I really do miss CRT monitors so much, and this video is not helping.
If you think you feel crazy now
Dark1x , wait until you try watching movies on a CRT at 24Hz.
Using black frame insertion to drop the effective refresh rate from something like 72Hz to 24 will flicker significantly but you won't believe how incredibly clear and smooth motion becomes.
The easiest way I found to achieve that was to use ffdshow running the following AviSynth script:
Code:
AssumeFPS(24000,1001)
Interleave(last , BlankClip(last ), BlankClip(last ))
AssumeFPS(72000,1001)
The script assumes standard film rates (24/1.001 and 72/1.001 for the refresh rate) but can be adjusted as required.
Using the madVR video renderer with its "smooth motion" feature disabled seemed to help sync up the BFI correctly. If it's not in sync it will look terrible.

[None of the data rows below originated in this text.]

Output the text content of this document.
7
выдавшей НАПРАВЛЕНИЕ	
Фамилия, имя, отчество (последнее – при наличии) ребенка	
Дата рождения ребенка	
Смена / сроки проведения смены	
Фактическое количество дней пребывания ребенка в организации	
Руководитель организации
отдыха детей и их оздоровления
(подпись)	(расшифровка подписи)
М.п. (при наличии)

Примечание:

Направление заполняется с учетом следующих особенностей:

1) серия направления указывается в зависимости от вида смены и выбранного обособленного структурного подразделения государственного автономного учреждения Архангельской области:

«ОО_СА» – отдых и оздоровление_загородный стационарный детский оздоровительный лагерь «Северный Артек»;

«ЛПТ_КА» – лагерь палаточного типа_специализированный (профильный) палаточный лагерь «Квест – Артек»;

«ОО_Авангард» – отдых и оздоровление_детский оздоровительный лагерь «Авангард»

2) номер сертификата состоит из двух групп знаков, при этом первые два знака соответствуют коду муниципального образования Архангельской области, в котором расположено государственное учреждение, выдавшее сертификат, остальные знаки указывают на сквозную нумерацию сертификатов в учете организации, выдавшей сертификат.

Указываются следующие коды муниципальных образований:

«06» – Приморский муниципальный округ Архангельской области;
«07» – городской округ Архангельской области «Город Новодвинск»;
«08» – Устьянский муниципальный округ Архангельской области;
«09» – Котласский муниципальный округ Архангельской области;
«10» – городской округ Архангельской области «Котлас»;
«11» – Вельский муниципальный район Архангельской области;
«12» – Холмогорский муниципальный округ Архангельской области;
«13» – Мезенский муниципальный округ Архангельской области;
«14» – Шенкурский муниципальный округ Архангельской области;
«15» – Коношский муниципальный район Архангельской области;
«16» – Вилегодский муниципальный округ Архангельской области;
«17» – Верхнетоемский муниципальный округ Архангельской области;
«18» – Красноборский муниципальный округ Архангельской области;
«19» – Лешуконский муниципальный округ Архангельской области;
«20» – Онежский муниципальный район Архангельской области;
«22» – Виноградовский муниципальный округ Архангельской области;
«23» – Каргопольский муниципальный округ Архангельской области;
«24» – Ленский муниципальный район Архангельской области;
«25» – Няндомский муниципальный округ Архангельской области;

Do not run this if you suffer from photosensitive epilepsy. 24Hz flickering is very low frequency.
It's difficult to show the differences in motion because the type of motion blur that CRT eliminates is tracking motion blur, rather than static. OLEDs arguably have less static motion blur than CRTs do.
You need a moving camera tracking an object which is moving across the screen to capture that, which doesn't really work for video.
That's how I captured these images of 24 FPS animation at 96, 72, 48, and 24Hz.
If the camera was in a fixed position, you wouldn't see any difference between them because each refresh would be in the same position.
With an LCD or OLED display, instead of having distinct images overlapping, they would be blurred together instead.